The gradient of the loss function with respect to the weights is used to compute the small increments/updates to the weight vector.
$$ \Delta{\mathbf{w}} = -\alpha\nabla{E(\mathbf{w})} \tag{3} $$
The constant \(\alpha\) is called the learning rate and it is chosen small enough so that the gradient descent doesn’t cross over the minima. Since the gradient is defined as the direction of steepest ascent, the negative sign signifies the steepest gradient descent.
Deriving the gradient descent expression, we can write the update to individual weights as follows:
$$ \Delta{w_j} = -\alpha \sum_{i=1}^{m} (\mathbf{x}_{i}\mathbf{w}-y_{i})x_{ij} \tag{4} $$
and
$$ w_j = w_j + \Delta{w_j} \tag{5} $$
Here, \(w_j\) is the \(j^{th}\) weight and \(x_{ij}\) is the \(j^{th}\)feature in the \(i^{th}\) row/observation. To compute the update to the \(j^{th}\) weight, we sum up error attributable to this weight across all observations. This is called standard gradient descent.
For ease of implementation equation (4) can also be written in a vectorized form as:
$$ \Delta{w_j} = -\alpha \cdot sum((\mathbf{xw} - y) \circ \mathbf{x}_{*j}) \tag{6} $$
This is the sum of the hadamard product vector of residue for each row and the \(j^{th}\) column of the feature matrix (or the vector for the \(j^{th}\) feature).
However, standard gradient descent is computationally expensive for large datasets. An alternative method is stochastic gradient descent that updates weights after each observation. This method gives results which are arbitrarily close to standard gradient descent.
The Implementation
We code a function for gradient descent and use it to plot a straight line regression and later a non-linear relationship using basis function regression.
|
|
The first highlighted portion of the code is the core gradient descent implementation that follows equation (6).
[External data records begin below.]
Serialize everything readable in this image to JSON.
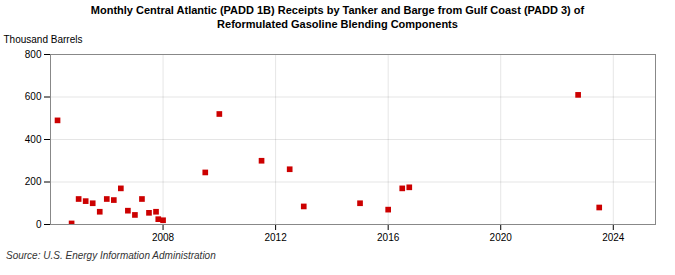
{
  "chart_data": {
    "type": "scatter",
    "title": "Monthly Central Atlantic (PADD 1B) Receipts by Tanker and Barge from Gulf Coast (PADD 3) of\nReformulated Gasoline Blending Components",
    "ylabel": "Thousand Barrels",
    "source": "Source: U.S. Energy Information Administration",
    "x": [
      2004.25,
      2004.75,
      2005.0,
      2005.25,
      2005.5,
      2005.75,
      2006.0,
      2006.25,
      2006.5,
      2006.75,
      2007.0,
      2007.25,
      2007.5,
      2007.75,
      2007.83,
      2008.0,
      2009.5,
      2010.0,
      2011.5,
      2012.5,
      2013.0,
      2015.0,
      2016.0,
      2016.5,
      2016.75,
      2022.75,
      2023.5
    ],
    "values": [
      490,
      5,
      120,
      110,
      100,
      60,
      120,
      115,
      170,
      65,
      45,
      120,
      55,
      60,
      25,
      20,
      245,
      520,
      300,
      260,
      85,
      100,
      70,
      170,
      175,
      610,
      80
    ],
    "color": "#cc0000",
    "marker": "square",
    "xlim": [
      2004.0,
      2025.5
    ],
    "xticks": [
      2008,
      2012,
      2016,
      2020,
      2024
    ],
    "ylim": [
      0,
      800
    ],
    "yticks": [
      0,
      200,
      400,
      600,
      800
    ],
    "grid": true
  }
}
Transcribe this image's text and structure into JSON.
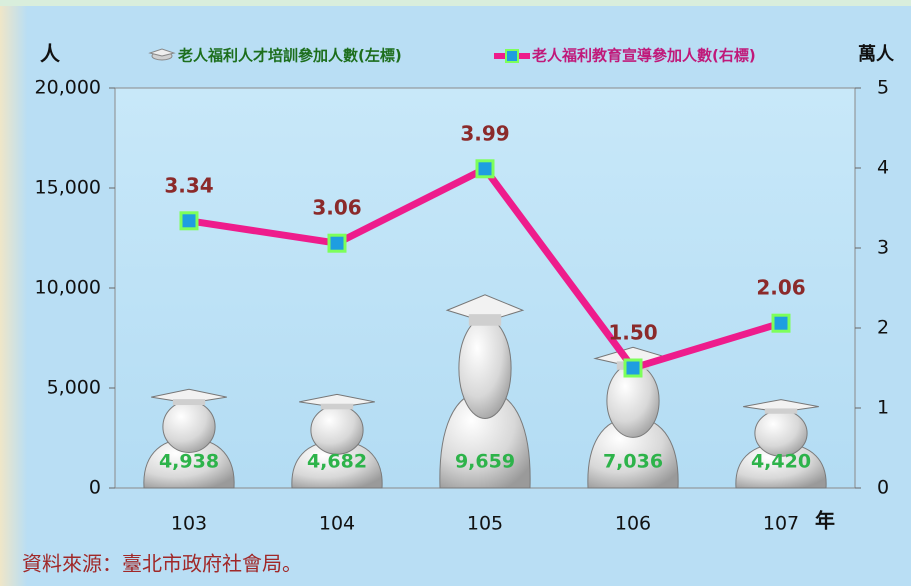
{
  "chart_data": {
    "type": "bar",
    "categories": [
      "103",
      "104",
      "105",
      "106",
      "107"
    ],
    "series": [
      {
        "name": "老人福利人才培訓參加人數(左標)",
        "color": "#2db34a",
        "values": [
          4938,
          4682,
          9659,
          7036,
          4420
        ],
        "value_labels": [
          "4,938",
          "4,682",
          "9,659",
          "7,036",
          "4,420"
        ]
      },
      {
        "name": "老人福利教育宣導參加人數(右標)",
        "color": "#ee1c8c",
        "axis": "y2",
        "type": "line",
        "values": [
          3.34,
          3.06,
          3.99,
          1.5,
          2.06
        ],
        "value_labels": [
          "3.34",
          "3.06",
          "3.99",
          "1.50",
          "2.06"
        ]
      }
    ],
    "ylabel": "人",
    "y2label": "萬人",
    "xlabel": "年",
    "ylim": [
      0,
      20000
    ],
    "yticks": [
      0,
      {
        "value": 5000,
        "label": "5,000"
      },
      {
        "value": 10000,
        "label": "10,000"
      },
      {
        "value": 15000,
        "label": "15,000"
      },
      {
        "value": 20000,
        "label": "20,000"
      }
    ],
    "y2lim": [
      0,
      5
    ],
    "y2ticks": [
      0,
      1,
      2,
      3,
      4,
      5
    ],
    "source": "資料來源：臺北市政府社會局。"
  }
}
To illustrate the convergence of weights and how the model evolves to fit the data, we have taken a regression with one variable. The figure on the left shows the convergence of weights and on the right on how the model evolves. You can note how the model (the regression line) sidles up to the data (denoted by the scatter plot) in the darkened portion of the plot. The evolution of the model corresponds to the convergence of the weights.
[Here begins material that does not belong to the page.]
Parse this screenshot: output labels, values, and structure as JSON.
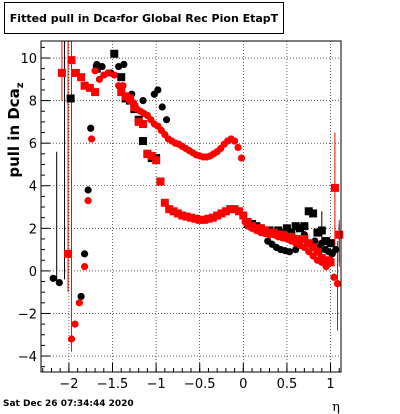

However, ‘linear’ regression is not limited to modelling linear relationships alone as we will presently see.
To show that linear regression can also model non-linear relationships, we generate data in the form of a noisy sine curve and fit a model to it.
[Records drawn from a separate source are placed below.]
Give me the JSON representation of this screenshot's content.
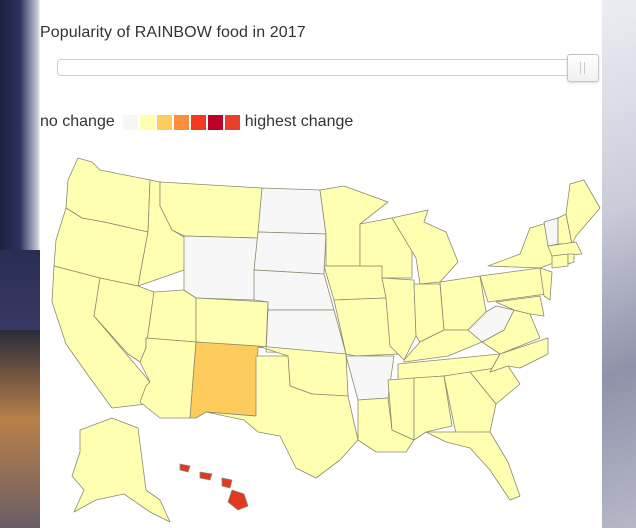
{
  "title": "Popularity of RAINBOW food in 2017",
  "slider": {
    "value": 1.0
  },
  "legend": {
    "left_label": "no change",
    "right_label": "highest change",
    "colors": [
      "#f7f7f7",
      "#ffffb2",
      "#fecc5c",
      "#fd8d3c",
      "#f03b20",
      "#bd0026",
      "#e8402a"
    ]
  },
  "colors": {
    "none": "#f7f7f7",
    "low": "#ffffb2",
    "medium": "#fecc5c",
    "high": "#e03a24"
  },
  "states": {
    "no_change": [
      "North Dakota",
      "South Dakota",
      "Wyoming",
      "Nebraska",
      "Kansas",
      "Arkansas",
      "West Virginia",
      "Vermont"
    ],
    "medium": [
      "New Mexico"
    ],
    "high": [
      "Hawaii"
    ],
    "low": [
      "all other states"
    ]
  }
}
For this, as shown in the second highlighted portion of the code, we generate polynomial features (our basis function) to feed our OLS model.
The plot on the right shows how the model (black dots) evolves to fit the data (blue dots) over the successive iterations.
It is very important to choose the correct combination of the number of iterations and the learning rate to get a converging model.
Making predictions
Given a feature vector or a table of test data, how would you predict your response
variable? The ols_gd()
function returns a vector of weights including the bias
\(w_0\) given the training data X,y
. You can train your model and make
predictions as follows:
model_weights = ols_gd(X_train, y_train)
y_hat = [model_weights[0]+numpy.dot(Xrow,model_weights[1:]) for Xrow in X_test]
Remember, if you are applying basis function regression (for modelling a non-
linear relationship), both your training and test data will need to go through
the basis function transformation. It is assumed that both X_train
and X_test
above are basis-function-transormed if necessary.
We started out with trying to predict car mileage and house prices. If you have done your data gathering, you are ready to build your regression model. What’s more, you now understand how it works.